The legal effort to force Florida’s abortion amendment off the ballot is being bankrolled by an unnamed donor.
The lawsuits, filed last week by a group of anti-abortion advocates, argue that a report from Gov. Ron DeSantis’ administration alleging “widespread” fraud in the petition gathering process for Amendment 4 should therefore disqualify any votes for the effort.
Former Florida Supreme Court Justice Alan Lawson is representing the four Florida women suing. In the lawsuits, he argues that the sponsors behind Amendment 4 failed to secure the required number of signatures to make the ballot when the reported fraud is considered.
The lawsuit is being funded by an “angel financier,” Lawson told the Times/Herald. He declined to disclose the donor’s name or provide other information about them.
When someone other than the client is paying the attorney’s fees, the legal team is required to meet several conditions under Florida Bar ethical conduct rules, Lawson said. That includes ensuring that the donor does not “direct the attorney’s actions or influence the legal strategy in any way that is contrary to the client’s wishes or interests.”
“We are, of course, following these rules,” Lawson said in a text message to the Herald/Times.
While the donor’s identity remains a mystery, the funds are helping fuel a high-stakes legal challenge that could toss out the amendment even if it passes with 60% voter approval next month. Across the state, hundreds of thousands of Floridians have already cast ballots with Amendment 4 on them.
In states with the citizen-led initiative process, it’s uncommon to remove a constitutional amendment after it’s already on the ballot.
“It’s a pretty extreme remedy,” said Jonathan Marshfield, a professor of constitutional law at the University of Florida.
Part of Lawson’s legal strategy will rely on a 2006 court ruling on another amendment effort. In that case, the First District Court of Appeal ruled that an election doesn’t cure or nullify any fraud used to get an amendment on the ballot.
Lawson filed nearly identical lawsuits in roughly two dozen Florida counties. He said he plans to move forward with one case and try to pause the others. The case could escalate to a district court of appeal and likely the Florida Supreme Court.

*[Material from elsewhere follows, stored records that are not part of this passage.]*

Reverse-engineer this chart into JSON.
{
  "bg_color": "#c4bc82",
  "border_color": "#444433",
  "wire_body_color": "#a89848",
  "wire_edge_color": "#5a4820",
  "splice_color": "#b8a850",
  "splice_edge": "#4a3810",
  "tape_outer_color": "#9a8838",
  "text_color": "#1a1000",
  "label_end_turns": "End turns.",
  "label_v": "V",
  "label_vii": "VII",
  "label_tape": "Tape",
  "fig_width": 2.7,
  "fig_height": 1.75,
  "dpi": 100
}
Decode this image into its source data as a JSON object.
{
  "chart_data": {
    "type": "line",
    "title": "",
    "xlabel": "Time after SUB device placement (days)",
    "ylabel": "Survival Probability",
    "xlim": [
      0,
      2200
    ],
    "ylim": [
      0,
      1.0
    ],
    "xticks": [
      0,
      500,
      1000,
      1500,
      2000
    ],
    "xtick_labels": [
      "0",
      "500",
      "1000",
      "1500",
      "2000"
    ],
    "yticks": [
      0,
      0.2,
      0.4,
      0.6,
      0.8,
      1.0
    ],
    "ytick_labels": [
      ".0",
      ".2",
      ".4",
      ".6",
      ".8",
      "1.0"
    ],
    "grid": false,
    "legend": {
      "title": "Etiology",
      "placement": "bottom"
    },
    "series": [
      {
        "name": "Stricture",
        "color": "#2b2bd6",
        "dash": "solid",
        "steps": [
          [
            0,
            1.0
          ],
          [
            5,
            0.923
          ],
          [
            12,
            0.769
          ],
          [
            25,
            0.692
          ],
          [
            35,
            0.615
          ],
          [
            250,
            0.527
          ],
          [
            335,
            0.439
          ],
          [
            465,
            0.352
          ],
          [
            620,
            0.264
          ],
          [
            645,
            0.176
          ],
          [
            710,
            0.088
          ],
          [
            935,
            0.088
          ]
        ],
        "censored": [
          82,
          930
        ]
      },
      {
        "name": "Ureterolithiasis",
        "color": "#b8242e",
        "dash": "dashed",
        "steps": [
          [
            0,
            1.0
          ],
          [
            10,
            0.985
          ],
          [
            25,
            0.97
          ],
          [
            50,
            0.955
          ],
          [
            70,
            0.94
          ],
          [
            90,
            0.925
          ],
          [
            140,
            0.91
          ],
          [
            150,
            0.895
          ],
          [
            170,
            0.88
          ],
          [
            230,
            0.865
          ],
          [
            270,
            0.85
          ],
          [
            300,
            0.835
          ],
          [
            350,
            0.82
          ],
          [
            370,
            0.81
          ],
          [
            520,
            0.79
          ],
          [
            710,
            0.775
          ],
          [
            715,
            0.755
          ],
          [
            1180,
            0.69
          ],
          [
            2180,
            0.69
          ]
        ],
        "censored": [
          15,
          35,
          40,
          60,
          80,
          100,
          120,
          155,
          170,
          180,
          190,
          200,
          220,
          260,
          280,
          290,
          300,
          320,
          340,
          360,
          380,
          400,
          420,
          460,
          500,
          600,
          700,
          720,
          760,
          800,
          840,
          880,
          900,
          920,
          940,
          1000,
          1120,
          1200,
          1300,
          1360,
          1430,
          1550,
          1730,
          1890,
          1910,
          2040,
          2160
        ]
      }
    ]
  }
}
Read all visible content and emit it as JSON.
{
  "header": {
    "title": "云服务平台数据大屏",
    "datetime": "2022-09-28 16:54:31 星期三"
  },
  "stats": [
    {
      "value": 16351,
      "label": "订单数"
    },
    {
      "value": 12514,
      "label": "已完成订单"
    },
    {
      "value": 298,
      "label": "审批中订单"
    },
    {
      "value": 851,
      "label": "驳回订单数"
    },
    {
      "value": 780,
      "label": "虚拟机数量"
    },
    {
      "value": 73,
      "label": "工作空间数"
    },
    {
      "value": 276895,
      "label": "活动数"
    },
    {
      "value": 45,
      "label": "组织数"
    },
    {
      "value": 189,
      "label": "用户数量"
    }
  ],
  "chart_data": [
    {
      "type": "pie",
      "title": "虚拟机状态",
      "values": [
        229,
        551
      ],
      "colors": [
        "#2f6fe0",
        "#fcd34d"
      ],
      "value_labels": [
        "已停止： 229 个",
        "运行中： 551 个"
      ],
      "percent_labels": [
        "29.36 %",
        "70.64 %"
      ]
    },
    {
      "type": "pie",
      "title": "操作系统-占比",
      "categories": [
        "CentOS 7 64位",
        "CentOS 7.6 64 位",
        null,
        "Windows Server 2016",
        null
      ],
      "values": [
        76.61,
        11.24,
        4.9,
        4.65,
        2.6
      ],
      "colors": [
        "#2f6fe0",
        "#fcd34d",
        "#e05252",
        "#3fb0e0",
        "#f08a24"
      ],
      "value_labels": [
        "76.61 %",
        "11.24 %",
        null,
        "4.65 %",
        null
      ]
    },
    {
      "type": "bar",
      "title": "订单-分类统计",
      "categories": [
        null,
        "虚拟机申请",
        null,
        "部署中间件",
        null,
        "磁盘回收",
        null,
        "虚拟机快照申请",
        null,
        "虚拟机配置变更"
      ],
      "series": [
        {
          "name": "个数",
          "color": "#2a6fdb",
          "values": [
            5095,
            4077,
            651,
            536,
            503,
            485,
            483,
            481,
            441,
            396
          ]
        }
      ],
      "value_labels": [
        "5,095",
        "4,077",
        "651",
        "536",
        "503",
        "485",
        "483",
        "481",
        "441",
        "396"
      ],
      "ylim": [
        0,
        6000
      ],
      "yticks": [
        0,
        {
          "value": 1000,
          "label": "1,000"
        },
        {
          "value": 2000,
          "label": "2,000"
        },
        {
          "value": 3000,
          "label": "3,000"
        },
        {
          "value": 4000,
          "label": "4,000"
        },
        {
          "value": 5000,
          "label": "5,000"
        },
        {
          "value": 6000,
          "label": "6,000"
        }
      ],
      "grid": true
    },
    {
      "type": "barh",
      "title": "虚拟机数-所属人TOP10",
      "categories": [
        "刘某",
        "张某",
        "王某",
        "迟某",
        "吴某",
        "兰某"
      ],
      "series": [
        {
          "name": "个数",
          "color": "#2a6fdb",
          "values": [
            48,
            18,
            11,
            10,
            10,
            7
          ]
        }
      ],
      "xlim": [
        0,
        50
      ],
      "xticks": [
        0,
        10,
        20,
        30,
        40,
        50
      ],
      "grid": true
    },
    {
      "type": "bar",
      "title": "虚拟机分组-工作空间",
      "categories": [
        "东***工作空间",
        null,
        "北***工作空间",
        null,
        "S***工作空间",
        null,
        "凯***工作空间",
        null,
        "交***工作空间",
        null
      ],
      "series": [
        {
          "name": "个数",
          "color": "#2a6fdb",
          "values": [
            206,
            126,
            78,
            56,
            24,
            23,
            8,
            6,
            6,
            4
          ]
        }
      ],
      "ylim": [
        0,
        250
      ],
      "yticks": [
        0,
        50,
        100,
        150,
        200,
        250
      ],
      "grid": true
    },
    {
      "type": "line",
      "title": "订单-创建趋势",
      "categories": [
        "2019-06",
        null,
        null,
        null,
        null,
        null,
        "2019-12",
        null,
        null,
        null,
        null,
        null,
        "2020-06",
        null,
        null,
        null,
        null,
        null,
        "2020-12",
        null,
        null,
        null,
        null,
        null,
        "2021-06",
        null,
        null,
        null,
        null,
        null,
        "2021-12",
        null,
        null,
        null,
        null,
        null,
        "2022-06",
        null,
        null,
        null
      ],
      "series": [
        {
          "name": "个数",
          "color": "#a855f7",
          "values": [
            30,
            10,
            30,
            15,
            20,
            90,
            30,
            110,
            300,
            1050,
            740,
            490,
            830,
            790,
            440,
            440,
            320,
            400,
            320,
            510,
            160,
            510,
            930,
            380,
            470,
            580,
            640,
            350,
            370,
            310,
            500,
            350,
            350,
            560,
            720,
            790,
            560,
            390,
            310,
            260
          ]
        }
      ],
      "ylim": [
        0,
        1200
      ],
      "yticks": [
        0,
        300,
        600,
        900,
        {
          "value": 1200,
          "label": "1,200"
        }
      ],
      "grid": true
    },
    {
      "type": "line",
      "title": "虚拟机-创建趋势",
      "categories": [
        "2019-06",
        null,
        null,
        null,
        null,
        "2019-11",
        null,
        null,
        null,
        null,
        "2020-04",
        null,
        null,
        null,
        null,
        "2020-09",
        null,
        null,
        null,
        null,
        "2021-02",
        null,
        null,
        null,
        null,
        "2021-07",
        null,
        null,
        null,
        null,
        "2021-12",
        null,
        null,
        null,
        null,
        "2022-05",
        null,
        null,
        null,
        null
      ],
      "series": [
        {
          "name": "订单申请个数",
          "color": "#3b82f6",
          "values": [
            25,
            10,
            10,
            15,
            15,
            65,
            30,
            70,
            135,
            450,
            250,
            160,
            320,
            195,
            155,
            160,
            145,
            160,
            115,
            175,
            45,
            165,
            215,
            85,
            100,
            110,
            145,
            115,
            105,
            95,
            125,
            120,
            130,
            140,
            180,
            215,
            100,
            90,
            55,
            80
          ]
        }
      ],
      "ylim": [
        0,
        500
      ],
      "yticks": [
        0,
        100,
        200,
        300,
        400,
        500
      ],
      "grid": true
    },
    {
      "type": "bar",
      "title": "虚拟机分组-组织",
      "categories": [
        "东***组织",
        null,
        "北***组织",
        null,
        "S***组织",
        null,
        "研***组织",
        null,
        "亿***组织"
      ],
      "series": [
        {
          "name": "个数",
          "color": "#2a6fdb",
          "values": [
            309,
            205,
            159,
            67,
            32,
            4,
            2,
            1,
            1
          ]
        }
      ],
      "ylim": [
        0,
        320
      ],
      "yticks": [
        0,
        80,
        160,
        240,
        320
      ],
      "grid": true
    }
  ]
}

Some legal experts think it could be difficult for Lawson and the anti-abortion plaintiffs to convince a court to toss out the amendment.
Barry Richard, an attorney who offered legal advice to Amendment 4 early in its inception, said he thinks there’s a fundamental problem with leaning on the state’s report.
The report reviewed over 13,000 of the nearly 1 million validated petitions statewide. From that, it extrapolated that about 16.4% of all Amendment 4 petitions should never have been accepted.
When state election supervisors validate petitions, they are barred from using random sampling to verify signatures and get an initiative on the ballot, Richard noted.
“It seems to me the court is not going to permit it the other way, that you can use a representative sampling to get it off the ballot,” Richard said.
Richard said he can’t see a court asking county elections offices to reexamine every signature.
“It would open a can of worms I don’t think the court would want to open,” Richard said.
Marshfield said that while the 2006 case does say that an election doesn’t cure fraud, the Florida Supreme Court has largely avoided weighing in.
Instead, the state’s high court has asked lower trial courts to figure out whether the fraud was substantive or not, a process that could take months.
But Marshfield said filing before the election, even if the issue won’t be resolved before then, gives the challengers more credibility. In previous instances, courts have taken issue with groups who challenge an issue based on fraud only after they get an outcome they didn’t like.
Concerns about election integrity resonate with conservatives, said Mary Ziegler, an expert on reproductive and abortion law at UC Davis, and Florida’s high court is one of the most conservative in the nation. She said the U.S. Supreme Court recently ruled that fraud allegations can be compelling to act on even when evidence may be slightly thin.
But the timing of the state’s report and the legal challenge could also affect how a court makes its decision, she said. Early this year, Secretary of State Cord Byrd certified the amendment to appear on the ballot, and the deadline in state law to challenge the validity of amendment signatures has long since passed.
Ziegler said the idea that Florida judges wouldn’t at all consider how it would look for them to nullify an amendment that passed the popular vote “seems ridiculous.”